Billed as "an underground experiment in hip-hop, trip-hop, jungle and drum&bass," Realm 4's featured musical scientists proved empirically that local underground acts can draw a crowd, create mass positive energy and cold move the people in the house like their name was U-Haul.
Hip-hop openers Mars Ill made believers out of the early crowd through the emotive, almost pleading lyricism of vocalist Man-Child and the complementary beat interplay of DJ Dust.
With eight acts on the bill, the sets were short and to the point. As the crowd began to fill in, the Vinyl Junkies raised the energy level, peaking with a super up-tempo (if a bit loose) hip-hop/drum 'n' bass joint, "Amalgamate," which cranked out enough beats per second to kill a healthy adult rhino.
The hip-hop sets of the next two acts, Chief Justice and Miscellaneous, mixed in a few tastes of the old school, as MCs Chief Justice and Melodramatic pulled off freestyle work over special guest beatboxer, D.R.E.S., who pulled double duty as the event emcee.
D.R.E.S. and his crew in 4 Kings Entertainment, the promoters of the show, describe themselves as "champions of the underdog." Through events like Realm 4, they attempt to pump up the visibility of some of Atlanta's deserving acts.
Good talent in the form of MCs Jax the Axe Handler, Flux the Wonderbat and Vertigo of Binkis Records took the stage, asking appropriately, "can I keep this crowd hyped?" Though a dynamic set that constantly shifted lyrical stylings, the answer proved to be "yes."
Next, Justin Hale and LOA brought full instrumentation and turned out creativity from an entirely different angle. Hip-hop oriented Justin Hale laid down smooth phrases, creating a sort of "live" sampled break sound. Their fresh musical approach, imaginative vocals and animated stage presence made the set one of the show's highlights.
LOA (a.k.a. Live on Arrival) distinguished themselves by moving in a more acid jazz/trip-hop direction. Immediately before they came onstage, the house intermission music, which consisted of '80s TV show themes, busted out "Diff'rent Strokes." Appropriate, as the smooth Fender Rhodes-heavy foundation of the LOA sound proved as classy as Phillip Drummond himself.

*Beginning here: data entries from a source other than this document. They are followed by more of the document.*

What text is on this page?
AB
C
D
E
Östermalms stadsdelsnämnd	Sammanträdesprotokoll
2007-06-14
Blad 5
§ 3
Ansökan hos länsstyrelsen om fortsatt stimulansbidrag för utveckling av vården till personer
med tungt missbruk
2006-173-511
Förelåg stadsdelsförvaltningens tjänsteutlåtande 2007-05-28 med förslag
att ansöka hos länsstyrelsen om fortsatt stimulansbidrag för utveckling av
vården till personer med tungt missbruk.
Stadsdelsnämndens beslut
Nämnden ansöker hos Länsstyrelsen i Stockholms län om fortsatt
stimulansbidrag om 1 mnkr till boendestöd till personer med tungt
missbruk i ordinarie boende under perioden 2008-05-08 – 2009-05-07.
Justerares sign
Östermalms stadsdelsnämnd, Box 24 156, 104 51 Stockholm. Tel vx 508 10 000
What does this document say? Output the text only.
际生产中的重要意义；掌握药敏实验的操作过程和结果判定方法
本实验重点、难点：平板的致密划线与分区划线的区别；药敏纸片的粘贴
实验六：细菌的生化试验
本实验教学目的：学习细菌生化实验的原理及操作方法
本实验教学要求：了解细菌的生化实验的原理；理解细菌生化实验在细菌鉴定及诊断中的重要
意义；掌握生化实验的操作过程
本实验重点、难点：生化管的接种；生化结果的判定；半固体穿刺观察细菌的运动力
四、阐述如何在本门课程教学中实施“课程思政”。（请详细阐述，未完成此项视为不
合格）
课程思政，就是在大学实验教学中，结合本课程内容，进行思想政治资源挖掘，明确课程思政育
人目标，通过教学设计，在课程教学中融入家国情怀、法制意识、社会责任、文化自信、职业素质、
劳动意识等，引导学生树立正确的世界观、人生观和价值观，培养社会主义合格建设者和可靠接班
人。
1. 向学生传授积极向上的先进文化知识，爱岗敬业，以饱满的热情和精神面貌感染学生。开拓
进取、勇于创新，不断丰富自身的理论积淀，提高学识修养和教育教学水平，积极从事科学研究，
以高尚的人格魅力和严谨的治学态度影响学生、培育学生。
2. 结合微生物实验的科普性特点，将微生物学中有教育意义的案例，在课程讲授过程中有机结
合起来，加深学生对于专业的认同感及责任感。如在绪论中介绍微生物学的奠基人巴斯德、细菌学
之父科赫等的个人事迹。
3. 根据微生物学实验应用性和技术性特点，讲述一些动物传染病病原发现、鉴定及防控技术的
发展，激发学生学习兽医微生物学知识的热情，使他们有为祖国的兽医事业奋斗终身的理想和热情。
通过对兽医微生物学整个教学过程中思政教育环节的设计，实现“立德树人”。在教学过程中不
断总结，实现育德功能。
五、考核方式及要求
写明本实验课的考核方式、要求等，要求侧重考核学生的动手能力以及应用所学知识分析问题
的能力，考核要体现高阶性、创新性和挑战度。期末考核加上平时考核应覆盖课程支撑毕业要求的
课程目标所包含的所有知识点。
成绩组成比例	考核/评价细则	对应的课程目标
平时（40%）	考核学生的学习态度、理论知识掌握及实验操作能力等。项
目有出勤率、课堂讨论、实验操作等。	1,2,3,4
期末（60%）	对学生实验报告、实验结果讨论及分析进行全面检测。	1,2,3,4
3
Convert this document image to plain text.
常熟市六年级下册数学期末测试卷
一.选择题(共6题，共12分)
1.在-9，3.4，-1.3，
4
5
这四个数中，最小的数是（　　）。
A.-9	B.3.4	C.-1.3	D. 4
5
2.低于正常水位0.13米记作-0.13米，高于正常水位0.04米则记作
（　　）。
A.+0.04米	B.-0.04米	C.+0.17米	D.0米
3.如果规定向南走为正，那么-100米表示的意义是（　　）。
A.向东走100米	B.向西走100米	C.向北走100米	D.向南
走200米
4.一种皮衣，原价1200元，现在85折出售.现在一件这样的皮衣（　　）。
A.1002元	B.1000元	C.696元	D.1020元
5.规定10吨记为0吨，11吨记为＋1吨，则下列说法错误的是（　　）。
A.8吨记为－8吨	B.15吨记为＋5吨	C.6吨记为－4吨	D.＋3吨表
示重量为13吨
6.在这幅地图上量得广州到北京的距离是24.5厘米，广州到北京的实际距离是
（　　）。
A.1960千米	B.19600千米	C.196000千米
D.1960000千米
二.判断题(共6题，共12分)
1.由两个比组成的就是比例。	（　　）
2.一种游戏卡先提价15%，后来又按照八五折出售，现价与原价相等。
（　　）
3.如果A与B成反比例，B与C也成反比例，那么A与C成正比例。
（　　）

Rounding out the show at well after 4 a.m. was Soul Prophetic Sound, a three-piece hip-hop outfit that put on one of the most electrified performances of the night. The effectual DJ work of J-Stroke underscored both the vocal and visual eccentricity of Jahim, a glam rock star of an MC who was able to rap in a bizarre Chris Tucker register while flopping around the stage dousing music reporters with fake blood (thanks). Soul Prophetic Sound left a serious impression as well as a somewhat haunting feeling that they wouldn't be around on this intimate level for long -- a feeling applicable to many of the Realm 4 acts.